The publishing group Mecom paid its former chief executive David Montgomery €1.5m (£1.3m) after he was ousted in January from the company he founded.
Mr Montgomery, a former editor of the News of the World, revealed he had bowed to pressure after a shareholder revolt in September and left the group in January.
Yesterday the group published its full-year results for 2010, which outlined the costs of his departure and that of other executives, which totalled €5.3m. Mecom revealed it had paid €1.5m to Mr Montgomery, and a further €1.2m in "related charges" although not to the former head.
The executive chairman, Stephen Davidson, said: "Through often exceptionally difficult times, David led the group with foresight, tenacity and considerable good grace in the face of challenges on many fronts."
Mr Montgomery, a controversial figure in the media industry who was given the nickname "Rommel", decided to quit after the company's three largest shareholders – Aviva, Invesco and Legal & General – demanded his resignation.
Mr Davidson was appointed to the role of executive chairman after the group's existing chairman Alasdair Locke resigned under pressure from major shareholders following Mr Montgomery in January.
The group has called in headhunter Russell Reynolds to oversee the search for a new chief executive. Mr Davidson will become non-executive chairman when an appointment is made. There was no update yesterday beyond Mr Davidson's remark: "I look forward to introducing our new CEO in the coming months."
Mecom also revealed in its results yesterday that it paid out a further €3.8m to Joop Munsterman and Koos Boot, the chief executive and finance director of the group's Wegener business in the Netherlands, who left over the past year.
Lorna Tilbian, a senior analyst at Numis Securities, said yesterday's results were "encouraging". The group reduced non-adjusted pre-tax losses in 2010 from €146m to €73m. It also slashed net debt from €310m to 62.7m.
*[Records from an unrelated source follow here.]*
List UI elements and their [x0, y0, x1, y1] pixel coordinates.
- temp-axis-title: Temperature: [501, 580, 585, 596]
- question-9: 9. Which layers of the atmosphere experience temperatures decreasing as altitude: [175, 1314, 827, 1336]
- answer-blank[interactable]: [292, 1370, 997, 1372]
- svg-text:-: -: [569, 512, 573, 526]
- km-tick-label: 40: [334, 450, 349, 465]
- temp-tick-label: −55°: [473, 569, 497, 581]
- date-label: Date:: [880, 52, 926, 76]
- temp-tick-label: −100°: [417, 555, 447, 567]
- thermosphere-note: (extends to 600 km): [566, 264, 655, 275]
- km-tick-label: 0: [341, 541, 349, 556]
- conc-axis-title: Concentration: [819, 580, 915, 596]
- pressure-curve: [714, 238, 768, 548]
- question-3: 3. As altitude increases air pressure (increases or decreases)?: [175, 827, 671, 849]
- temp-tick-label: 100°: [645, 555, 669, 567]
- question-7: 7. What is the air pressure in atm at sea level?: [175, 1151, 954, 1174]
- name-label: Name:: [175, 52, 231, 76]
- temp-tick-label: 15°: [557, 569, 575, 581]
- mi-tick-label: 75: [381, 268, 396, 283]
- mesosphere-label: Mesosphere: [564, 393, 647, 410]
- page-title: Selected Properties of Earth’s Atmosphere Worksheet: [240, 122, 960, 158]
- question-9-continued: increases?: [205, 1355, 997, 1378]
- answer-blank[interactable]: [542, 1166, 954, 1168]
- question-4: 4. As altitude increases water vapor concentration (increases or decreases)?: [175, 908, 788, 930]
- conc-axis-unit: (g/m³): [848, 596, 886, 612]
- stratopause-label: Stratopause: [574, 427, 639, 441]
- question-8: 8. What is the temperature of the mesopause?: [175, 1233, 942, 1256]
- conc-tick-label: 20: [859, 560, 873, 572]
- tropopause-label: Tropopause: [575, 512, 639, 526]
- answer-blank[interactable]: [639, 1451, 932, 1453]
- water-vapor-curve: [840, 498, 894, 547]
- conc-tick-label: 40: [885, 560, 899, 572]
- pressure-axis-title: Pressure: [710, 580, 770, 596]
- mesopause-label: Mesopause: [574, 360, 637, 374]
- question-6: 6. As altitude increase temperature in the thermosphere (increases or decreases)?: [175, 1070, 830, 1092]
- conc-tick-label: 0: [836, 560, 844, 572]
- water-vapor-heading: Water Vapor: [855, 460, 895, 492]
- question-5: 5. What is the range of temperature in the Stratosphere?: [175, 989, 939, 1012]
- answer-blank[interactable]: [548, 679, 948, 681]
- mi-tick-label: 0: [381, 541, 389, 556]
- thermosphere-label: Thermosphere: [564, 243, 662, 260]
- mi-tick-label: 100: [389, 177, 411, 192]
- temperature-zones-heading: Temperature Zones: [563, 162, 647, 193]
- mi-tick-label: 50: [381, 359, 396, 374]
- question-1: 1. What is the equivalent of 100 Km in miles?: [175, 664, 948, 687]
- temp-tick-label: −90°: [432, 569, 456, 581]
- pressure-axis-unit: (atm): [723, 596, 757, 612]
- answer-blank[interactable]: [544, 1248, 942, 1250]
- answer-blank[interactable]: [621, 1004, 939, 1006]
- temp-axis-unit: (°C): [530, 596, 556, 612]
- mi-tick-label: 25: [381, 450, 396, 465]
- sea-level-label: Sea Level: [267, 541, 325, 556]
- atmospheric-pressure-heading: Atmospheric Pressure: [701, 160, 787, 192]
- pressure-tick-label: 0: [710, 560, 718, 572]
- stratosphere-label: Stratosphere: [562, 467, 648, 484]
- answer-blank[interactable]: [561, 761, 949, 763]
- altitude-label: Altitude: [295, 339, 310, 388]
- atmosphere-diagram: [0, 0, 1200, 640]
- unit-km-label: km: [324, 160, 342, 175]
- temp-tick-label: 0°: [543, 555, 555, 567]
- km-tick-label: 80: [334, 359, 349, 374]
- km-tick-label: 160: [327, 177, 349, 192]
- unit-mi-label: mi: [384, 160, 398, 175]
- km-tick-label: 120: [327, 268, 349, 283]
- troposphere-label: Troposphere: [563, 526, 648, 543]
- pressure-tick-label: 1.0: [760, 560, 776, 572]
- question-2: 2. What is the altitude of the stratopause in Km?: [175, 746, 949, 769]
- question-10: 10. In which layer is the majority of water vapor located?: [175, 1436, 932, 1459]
Mr Davidson said the results showed "the impact of 2009's successful restructuring", adding: "We have made substantial progress against the key operational and financial targets we have set ourselves. The development of our new media business is on track." The company said it would introduce its inaugural dividend payment this autumn. While digital advertising continues to grow, it could not make up the shortfall in overall advertising revenues, which fell 4 per cent to €656m. Circulation revenue improved slightly, up 1 per cent to €564m.
Yet adjusted earnings before interest, taxation, depreciation and amortisation rose 28 per cent as the group's restructuring and cost-cutting strategy paid off.
Mr Davidson said: "When I joined the board in January 2009, our agenda was dominated by the urgent need to rebuild Mecom's balance sheet and to rebase our business. This has been achieved and, following the successful restructuring, the management team has made considerable progress in evolving our new operating model."